For the first time in four years Clint is back in front of the camera, and it’s a performance that’s also notable because it represents the first time since 1993 that he’s acted in a film that he hasn’t directed himself. His participation in long time collaborator Robert Lorenz’s debut feature reportedly came about when his planned remake of A Star is Born stalled, leaving the prolific director with a gap in his schedule. It’s a role that seems like it must have been written specifically for him nonetheless – Gus is an ageing Major League Baseball scout who refuses to accept he’s no longer up to the task, despite his eyesight beginning to fail. There’s lots of potential for growling and grimacing, and the occasional scene that allows the 82 year-old to do some Acting with a capital A.
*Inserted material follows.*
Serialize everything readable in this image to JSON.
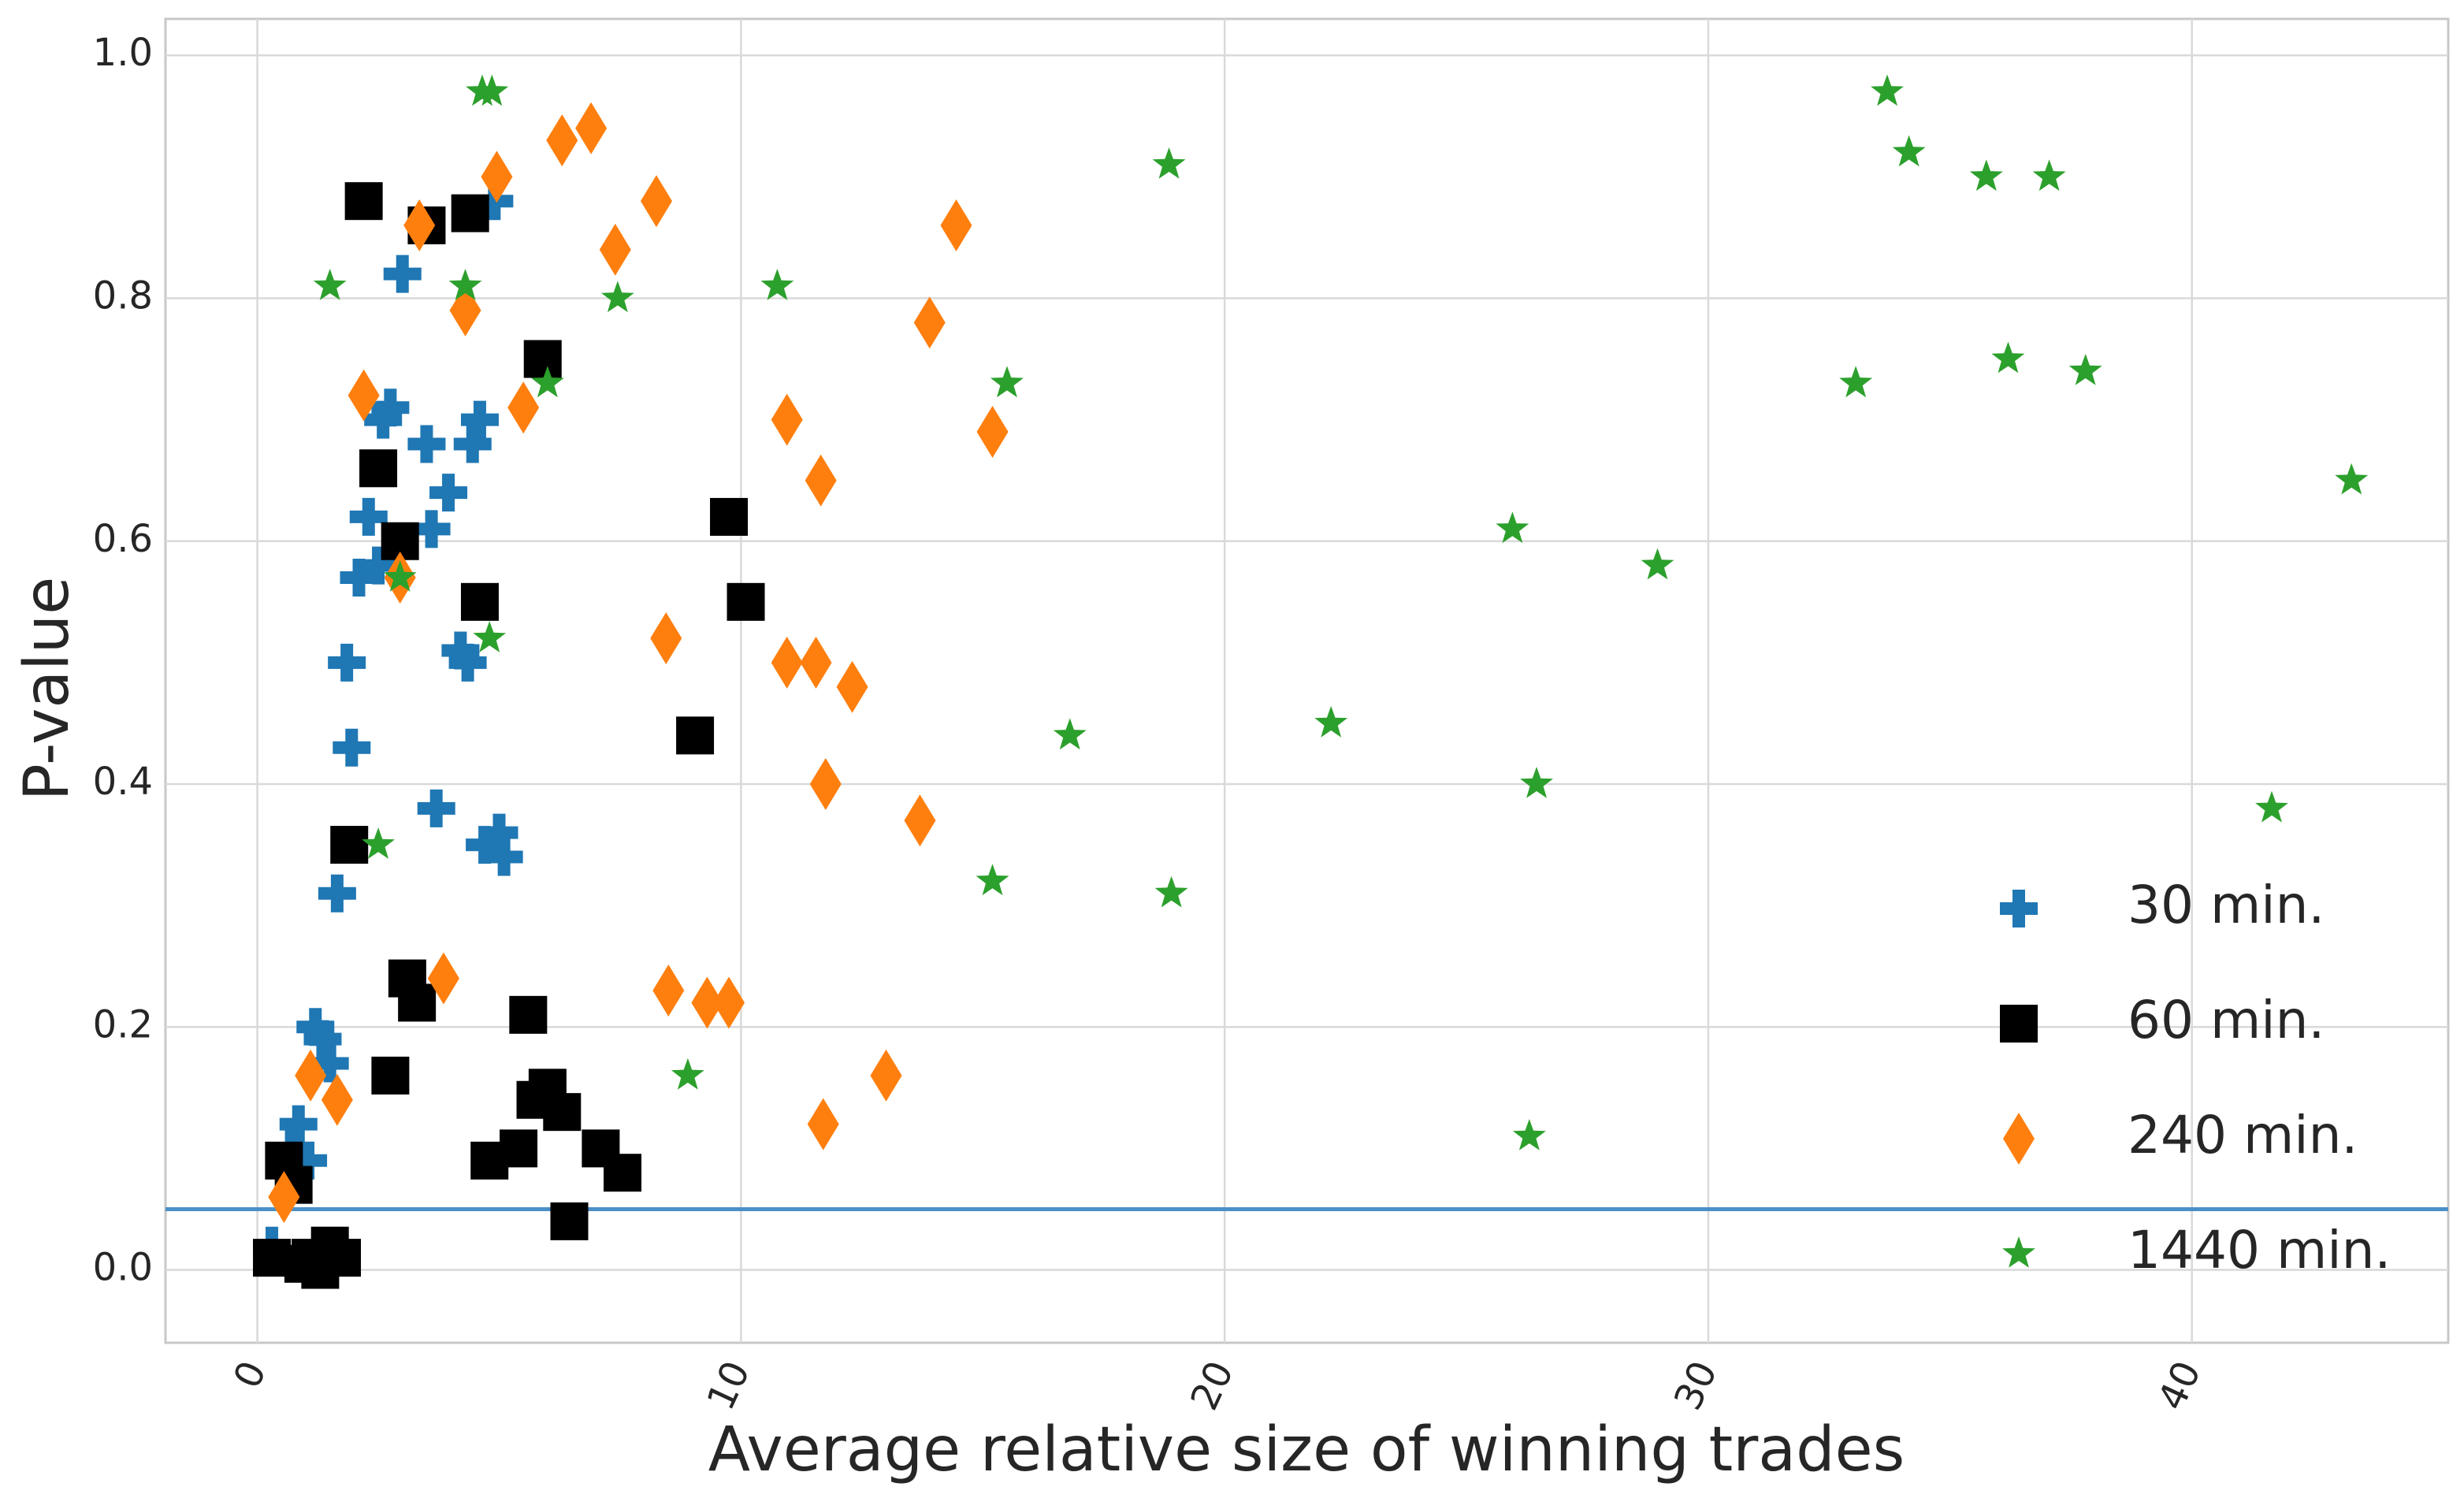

His first chance to do so is in a bizarre opening scene which highlights the deterioration of his character’s body by showing him struggling to urinate – cue a momentary panic as the audience questions just which curve exactly the titular trouble is with! Thankfully it’s soon clear that we’re actually dealing with the curve of a baseball, and that Gus is starting to be marginalised by his employers who are increasingly relying on a statistics based scouting model championed by the slimy Phillip (Matthew Lillard, ably continuing his big screen rehabilitation). That’s the very same recruitment system that was championed by Moneyball, but it’s very much vilified here. Thankfully for Gus, John Goodman’s Pete remains loyal to him despite learning of his eyesight problems, and aware that Gus’ next scouting trip will likely be his last he encourages Gus’ daughter Mickey (Amy Adams) to accompany him and lend a hand.
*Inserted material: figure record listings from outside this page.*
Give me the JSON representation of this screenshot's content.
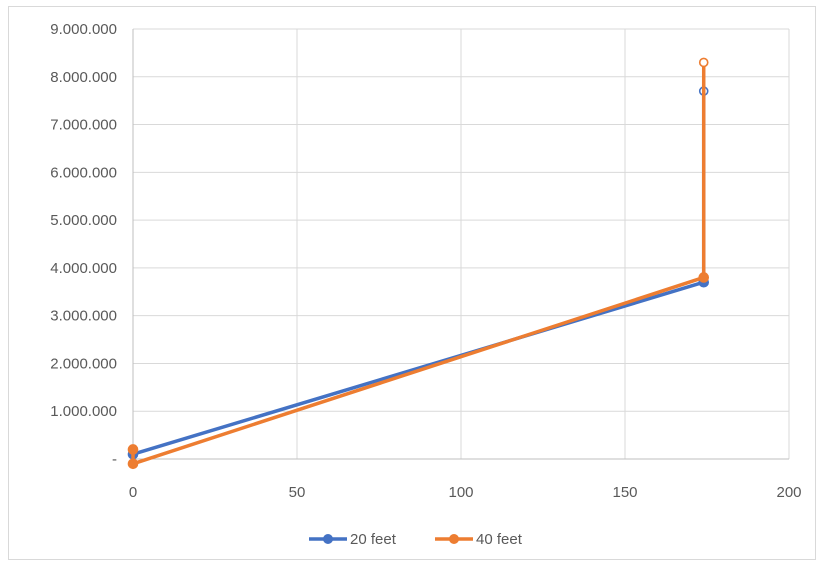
{
  "chart_data": {
    "type": "line",
    "title": "",
    "xlabel": "",
    "ylabel": "",
    "xlim": [
      0,
      200
    ],
    "ylim": [
      0,
      9000000
    ],
    "x_ticks": [
      0,
      50,
      100,
      150,
      200
    ],
    "x_tick_labels": [
      "0",
      "50",
      "100",
      "150",
      "200"
    ],
    "y_ticks": [
      0,
      1000000,
      2000000,
      3000000,
      4000000,
      5000000,
      6000000,
      7000000,
      8000000,
      9000000
    ],
    "y_tick_labels": [
      "-",
      "1.000.000",
      "2.000.000",
      "3.000.000",
      "4.000.000",
      "5.000.000",
      "6.000.000",
      "7.000.000",
      "8.000.000",
      "9.000.000"
    ],
    "grid": true,
    "legend_position": "bottom",
    "series": [
      {
        "name": "20 feet",
        "color": "#4472c4",
        "points": [
          [
            0,
            100000
          ],
          [
            174,
            3700000
          ],
          [
            174,
            7700000
          ]
        ]
      },
      {
        "name": "40 feet",
        "color": "#ed7d31",
        "points": [
          [
            0,
            200000
          ],
          [
            0,
            -100000
          ],
          [
            174,
            3800000
          ],
          [
            174,
            8300000
          ]
        ]
      }
    ]
  }
}
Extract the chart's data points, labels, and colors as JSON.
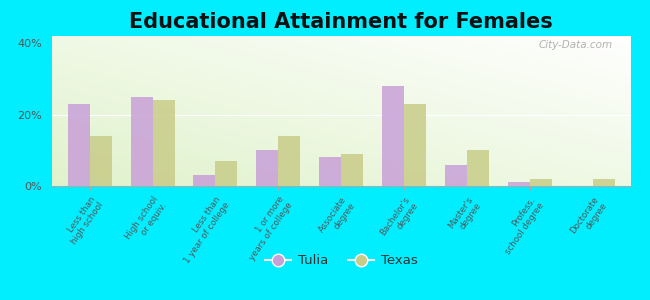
{
  "title": "Educational Attainment for Females",
  "categories": [
    "Less than\nhigh school",
    "High school\nor equiv.",
    "Less than\n1 year of college",
    "1 or more\nyears of college",
    "Associate\ndegree",
    "Bachelor's\ndegree",
    "Master's\ndegree",
    "Profess.\nschool degree",
    "Doctorate\ndegree"
  ],
  "tulia": [
    23,
    25,
    3,
    10,
    8,
    28,
    6,
    1,
    0
  ],
  "texas": [
    14,
    24,
    7,
    14,
    9,
    23,
    10,
    2,
    2
  ],
  "tulia_color": "#c8a0d8",
  "texas_color": "#c8cc88",
  "background_fig": "#00eeff",
  "ylim": [
    0,
    42
  ],
  "yticks": [
    0,
    20,
    40
  ],
  "ytick_labels": [
    "0%",
    "20%",
    "40%"
  ],
  "bar_width": 0.35,
  "legend_tulia": "Tulia",
  "legend_texas": "Texas",
  "title_fontsize": 15,
  "watermark": "City-Data.com"
}
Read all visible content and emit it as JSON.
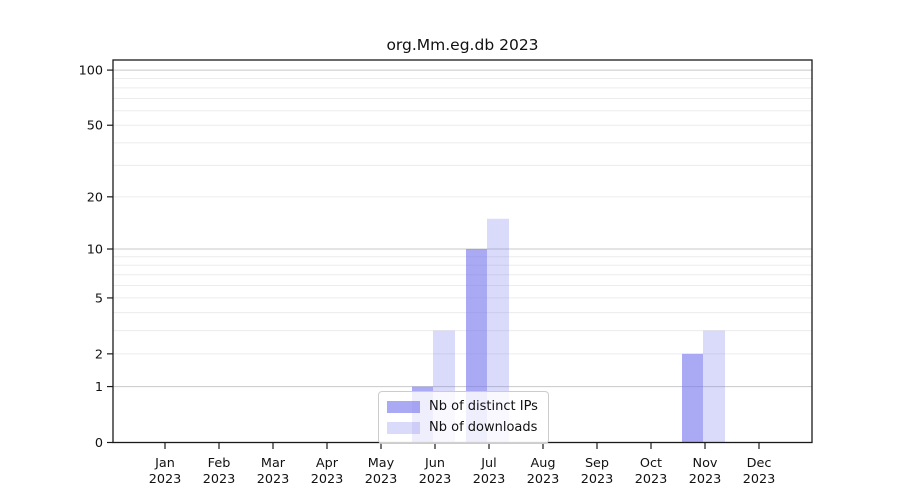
{
  "title": "org.Mm.eg.db 2023",
  "legend": {
    "items": [
      {
        "label": "Nb of distinct IPs"
      },
      {
        "label": "Nb of downloads"
      }
    ]
  },
  "chart_data": {
    "type": "bar",
    "title": "org.Mm.eg.db 2023",
    "x_categories": [
      {
        "month": "Jan",
        "year": "2023"
      },
      {
        "month": "Feb",
        "year": "2023"
      },
      {
        "month": "Mar",
        "year": "2023"
      },
      {
        "month": "Apr",
        "year": "2023"
      },
      {
        "month": "May",
        "year": "2023"
      },
      {
        "month": "Jun",
        "year": "2023"
      },
      {
        "month": "Jul",
        "year": "2023"
      },
      {
        "month": "Aug",
        "year": "2023"
      },
      {
        "month": "Sep",
        "year": "2023"
      },
      {
        "month": "Oct",
        "year": "2023"
      },
      {
        "month": "Nov",
        "year": "2023"
      },
      {
        "month": "Dec",
        "year": "2023"
      }
    ],
    "series": [
      {
        "name": "Nb of distinct IPs",
        "fill": "#7878ee",
        "fill_opacity": 0.63,
        "effective_color": "#a9a9ef",
        "values": [
          0,
          0,
          0,
          0,
          0,
          1,
          10,
          0,
          0,
          0,
          2,
          0
        ]
      },
      {
        "name": "Nb of downloads",
        "fill": "#7878ee",
        "fill_opacity": 0.27,
        "effective_color": "#d9d9f6",
        "values": [
          0,
          0,
          0,
          0,
          0,
          3,
          15,
          0,
          0,
          0,
          3,
          0
        ]
      }
    ],
    "yscale": "log1p",
    "ylim": [
      0,
      115
    ],
    "yticks": [
      100,
      50,
      20,
      10,
      5,
      2,
      1,
      0
    ],
    "grid": {
      "major_at": [
        1,
        10,
        100
      ],
      "minor_at": [
        2,
        3,
        4,
        5,
        6,
        7,
        8,
        9,
        20,
        30,
        40,
        50,
        60,
        70,
        80,
        90
      ],
      "major_color": "#c8c8c8",
      "minor_color": "#ececec"
    },
    "axis_color": "#1a1a1a",
    "legend_position": "lower center"
  }
}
It may be Clint grabbing the headlines, but it’s Adams who steals the show. In 2012 we’ve already seen the three-time Oscar nominee (who may just be the finest actress of her generation) show remarkable range in The Muppets, On The Road and The Master, and here we see she can be just as good in relatively lightweight fare. Randy Brown’s flimsy script really doesn’t deserve the incredible acting talent it somehow attracted – Justin Timberlake is also solid as a love-interest for Adams – but they do their best to lend it some weight nevertheless. Adams’ Mickey is a lawyer who has given everything and put personal relationships aside in pursuit of her career, but somewhat out of character she drops it all to try and mend her damaged relationship with her father, just as she’s on the cusp of becoming a partner. It’s that kind of film though; characters do what the script needs them to do when the script needs them to be done. Adams and Eastwood, for example, routinely come to blows about the latter’s failure to communicate…until he suddenly decides to do just that in the final act.
In fairness, things are chugging along mediocrely enough before that final act, but then it all falls apart. There are opportunities for the script to address issues like the inherent sexism in Mickey’s workplace, or the ageism in Gus’, but instead the clichés are unleashed. If there’s a fairytale ending on offer in any thread of the plot then you can guarantee it will be grabbed with both hands to the point that things become laughable. Nice guys just don’t finish last in this warped world – so see if you can guess how things work out for the star player Gus is scouting, who just happens to also be a bit of an asshole…surely there can’t be a chink in his armour? Sadly such efforts to become a crowd-pleaser eventually just result in the film feeling a little condescending, and so lightweight that it’s barely worth picking up at all.